Aún peor: Inmediatamente
a las tragedias, varios de estos episodios son clasificados como crímenes de
odio y7o xenofobia cuando la raíz del mal tiene otras causas. Mientras no se tenga la humildad de revisar
las conductas poco cívicas que están impulsando los conflictos, seguirán
generándose estas secuelas. No busco justificar,
pero si ya se evidencia una tendencia, en la cual ciertas acciones incrementan
las probabilidades de ciertos resultados, lo mejor es encararlas y corregirlas.
Como residentes no
autóctonos de cualquier localidad tenemos derechos. Esto es innegable en la actualidad, y
diversos organismos internacionales y nacionales velan porque se honre nuestra
dignidad y se nos garanticen condiciones básicas de existencia.
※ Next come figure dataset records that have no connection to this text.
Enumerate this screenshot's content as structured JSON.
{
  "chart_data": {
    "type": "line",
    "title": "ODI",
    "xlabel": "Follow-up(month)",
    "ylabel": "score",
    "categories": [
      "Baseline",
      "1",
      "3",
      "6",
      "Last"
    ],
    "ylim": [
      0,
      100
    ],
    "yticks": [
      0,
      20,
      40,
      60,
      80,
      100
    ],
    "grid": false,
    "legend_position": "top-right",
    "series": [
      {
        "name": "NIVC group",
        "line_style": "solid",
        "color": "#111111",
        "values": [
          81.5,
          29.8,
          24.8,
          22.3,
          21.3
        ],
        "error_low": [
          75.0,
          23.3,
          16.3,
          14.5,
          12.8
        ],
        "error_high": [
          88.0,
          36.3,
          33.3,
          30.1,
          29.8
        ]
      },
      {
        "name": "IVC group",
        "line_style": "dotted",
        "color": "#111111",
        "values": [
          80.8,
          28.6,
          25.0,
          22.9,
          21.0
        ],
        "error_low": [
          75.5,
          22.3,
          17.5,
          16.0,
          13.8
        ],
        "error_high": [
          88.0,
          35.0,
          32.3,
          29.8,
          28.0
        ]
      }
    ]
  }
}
Pero, no podemos olvidar que también
adquirimos deberes y la esencia de estos pasa por el respeto al prójimo. Por
experiencia, al interactuar con habitantes de otras latitudes distintas a la
propia, se han mostrado más curiosos en relación a otra cultura que cerrados a
la misma. Es decir, no muestran un
rechazo innato a las usanzas ajenas, puesto que los intercambios culturales
suman, no restan, y enriquecen las sociedades que acogen a otros. Sin embargo, el éxito o fracaso de las
tentativas que hagamos por instalarnos en otros ámbitos depende, en gran
medida, de nuestra actitud.
Si necesitamos llamar la
atención, busquemos formas más constructivas de lograrlo. Investiguemos acerca de la cultura,
costumbres, tradiciones y leyes a donde vayamos. Lo principal es observar y comprometerse a
comprender los códigos de funcionamiento en donde lleguemos. Luego, tratar de establecer diálogos con
palabras y con ejemplos para aportar los saberes que poseemos en donde nos
reciben. Lo ideal es que siempre
proporcionemos soluciones y no complicaciones en estos destinos.
Lo expuesto hasta aquí no
es una exhortación a que la gente anule sus modos de convivencia o, lo que es
peor, que se reprima. Lo esperado es que canalicen adecuadamente sus
comportamientos, practicando buenos modales y procurando que su presencia sea
algo positivo y no negativo para quienes nos permiten vivir en su territorio.